Temporary Fixes Until You See a Dentist
If a filling falls out, over-the-counter temporary dental cement (available at most pharmacies) can seal the cavity and reduce sensitivity. This is a stopgap, not a solution. The temporary material breaks down over days to weeks, and bacteria will eventually reach the exposed tooth structure, risking deeper decay and infection. Schedule a permanent repair as soon as you can.
For a loose or lost crown, you can use the same temporary cement or even a small dab of denture adhesive to hold it in place. Avoid chewing on that side. If a broken tooth has a sharp edge cutting your tongue or cheek, a piece of sugar-free gum or dental wax pressed over the edge can protect your soft tissue until you get professional care.

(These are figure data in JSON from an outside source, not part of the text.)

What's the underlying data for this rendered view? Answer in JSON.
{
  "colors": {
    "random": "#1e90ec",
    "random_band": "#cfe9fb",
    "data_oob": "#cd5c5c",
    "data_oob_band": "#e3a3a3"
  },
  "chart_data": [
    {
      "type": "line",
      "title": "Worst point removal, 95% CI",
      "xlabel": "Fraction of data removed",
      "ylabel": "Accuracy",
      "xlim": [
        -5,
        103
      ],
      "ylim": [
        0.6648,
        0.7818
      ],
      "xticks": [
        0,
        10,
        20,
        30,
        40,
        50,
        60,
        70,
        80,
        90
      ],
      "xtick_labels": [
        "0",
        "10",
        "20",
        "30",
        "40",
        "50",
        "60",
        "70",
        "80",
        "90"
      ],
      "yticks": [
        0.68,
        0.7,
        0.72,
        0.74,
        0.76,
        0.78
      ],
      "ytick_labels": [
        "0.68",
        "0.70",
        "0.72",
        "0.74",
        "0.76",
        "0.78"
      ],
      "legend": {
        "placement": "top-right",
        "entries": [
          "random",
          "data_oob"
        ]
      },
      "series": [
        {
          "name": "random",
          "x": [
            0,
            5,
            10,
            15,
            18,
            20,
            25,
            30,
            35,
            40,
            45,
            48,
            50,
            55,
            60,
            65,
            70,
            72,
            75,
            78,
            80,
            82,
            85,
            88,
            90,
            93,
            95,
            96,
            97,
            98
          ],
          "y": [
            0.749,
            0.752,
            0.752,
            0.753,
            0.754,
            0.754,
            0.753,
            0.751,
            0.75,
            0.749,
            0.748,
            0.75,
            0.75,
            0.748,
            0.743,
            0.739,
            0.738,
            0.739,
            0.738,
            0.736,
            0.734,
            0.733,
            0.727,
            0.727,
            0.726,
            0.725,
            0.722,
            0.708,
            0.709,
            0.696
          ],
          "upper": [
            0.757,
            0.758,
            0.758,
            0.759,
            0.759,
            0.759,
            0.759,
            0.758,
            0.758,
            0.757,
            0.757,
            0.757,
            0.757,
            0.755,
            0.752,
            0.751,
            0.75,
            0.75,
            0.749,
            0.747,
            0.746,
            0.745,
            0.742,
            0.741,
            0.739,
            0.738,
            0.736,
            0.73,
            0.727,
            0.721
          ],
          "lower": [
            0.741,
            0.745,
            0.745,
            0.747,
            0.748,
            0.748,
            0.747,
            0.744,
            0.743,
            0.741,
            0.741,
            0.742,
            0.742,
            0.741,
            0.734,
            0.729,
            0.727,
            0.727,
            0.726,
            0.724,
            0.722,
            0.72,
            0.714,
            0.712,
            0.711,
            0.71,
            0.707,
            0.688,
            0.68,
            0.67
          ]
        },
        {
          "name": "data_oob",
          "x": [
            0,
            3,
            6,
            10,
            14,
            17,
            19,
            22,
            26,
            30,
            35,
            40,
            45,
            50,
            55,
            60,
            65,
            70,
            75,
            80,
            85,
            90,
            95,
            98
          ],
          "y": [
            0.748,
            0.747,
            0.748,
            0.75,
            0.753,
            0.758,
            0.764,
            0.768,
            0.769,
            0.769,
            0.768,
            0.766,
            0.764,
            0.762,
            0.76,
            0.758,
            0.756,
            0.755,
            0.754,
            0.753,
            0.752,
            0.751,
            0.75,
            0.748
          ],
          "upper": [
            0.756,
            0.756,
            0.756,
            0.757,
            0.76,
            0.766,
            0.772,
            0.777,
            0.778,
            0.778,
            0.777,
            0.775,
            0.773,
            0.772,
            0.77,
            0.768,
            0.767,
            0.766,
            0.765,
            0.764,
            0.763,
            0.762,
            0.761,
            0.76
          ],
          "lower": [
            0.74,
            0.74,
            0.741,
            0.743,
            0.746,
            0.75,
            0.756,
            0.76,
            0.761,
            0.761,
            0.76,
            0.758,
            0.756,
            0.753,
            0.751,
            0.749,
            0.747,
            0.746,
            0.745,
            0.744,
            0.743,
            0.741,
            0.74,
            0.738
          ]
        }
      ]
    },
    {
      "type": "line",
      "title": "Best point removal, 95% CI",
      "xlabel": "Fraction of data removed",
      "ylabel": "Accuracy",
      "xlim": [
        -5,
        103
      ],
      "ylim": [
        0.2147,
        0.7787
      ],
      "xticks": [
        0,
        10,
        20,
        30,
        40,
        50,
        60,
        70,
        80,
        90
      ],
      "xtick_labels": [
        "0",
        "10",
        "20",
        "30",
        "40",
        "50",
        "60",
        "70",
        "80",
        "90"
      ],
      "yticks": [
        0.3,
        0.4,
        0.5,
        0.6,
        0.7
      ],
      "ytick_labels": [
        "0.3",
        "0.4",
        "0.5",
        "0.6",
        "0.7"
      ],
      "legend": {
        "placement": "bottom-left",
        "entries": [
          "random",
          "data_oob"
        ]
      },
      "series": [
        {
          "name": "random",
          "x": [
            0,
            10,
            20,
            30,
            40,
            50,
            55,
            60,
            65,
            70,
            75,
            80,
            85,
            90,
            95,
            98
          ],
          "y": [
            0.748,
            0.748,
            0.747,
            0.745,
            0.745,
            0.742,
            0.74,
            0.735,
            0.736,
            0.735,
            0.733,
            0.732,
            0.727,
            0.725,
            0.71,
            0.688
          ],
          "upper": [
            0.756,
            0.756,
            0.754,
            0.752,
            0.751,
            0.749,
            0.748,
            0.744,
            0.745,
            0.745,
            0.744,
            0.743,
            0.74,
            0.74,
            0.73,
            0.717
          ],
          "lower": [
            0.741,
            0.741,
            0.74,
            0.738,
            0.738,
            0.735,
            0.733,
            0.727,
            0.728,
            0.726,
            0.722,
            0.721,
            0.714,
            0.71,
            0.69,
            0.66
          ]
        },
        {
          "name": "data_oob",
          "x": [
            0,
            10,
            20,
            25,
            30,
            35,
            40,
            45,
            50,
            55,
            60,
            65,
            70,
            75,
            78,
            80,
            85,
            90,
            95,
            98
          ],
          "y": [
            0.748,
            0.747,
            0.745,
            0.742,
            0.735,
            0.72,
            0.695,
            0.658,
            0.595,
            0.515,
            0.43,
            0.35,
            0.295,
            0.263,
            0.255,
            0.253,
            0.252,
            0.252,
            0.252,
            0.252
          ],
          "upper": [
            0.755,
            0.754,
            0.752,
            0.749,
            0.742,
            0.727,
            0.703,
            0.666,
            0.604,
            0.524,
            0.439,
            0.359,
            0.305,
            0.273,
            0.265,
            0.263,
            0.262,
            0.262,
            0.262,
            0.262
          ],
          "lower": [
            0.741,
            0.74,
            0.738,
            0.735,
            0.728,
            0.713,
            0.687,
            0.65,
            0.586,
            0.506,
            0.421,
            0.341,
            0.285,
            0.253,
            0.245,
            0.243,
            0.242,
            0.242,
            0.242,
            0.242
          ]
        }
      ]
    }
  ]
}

What Emergency Dental Visits Cost
Costs vary widely by location and provider, but as a rough benchmark, an emergency dental exam runs around $50 to $75. X-rays add $18 to $43 depending on how many views are needed. From there, the cost depends on what treatment you need: palliative pain treatment is typically around $70, a simple extraction runs $85 to $160, and a procedure to treat an inflamed nerve inside the tooth is roughly $100 to $105. These figures reflect Medicaid reimbursement rates, so private practice fees are often higher, sometimes significantly.
Many dental offices offer same-day emergency slots with payment plans. Dental schools provide reduced-cost care and often have emergency clinics. If cost is a barrier, community health centers with sliding-scale fees are another option worth calling first.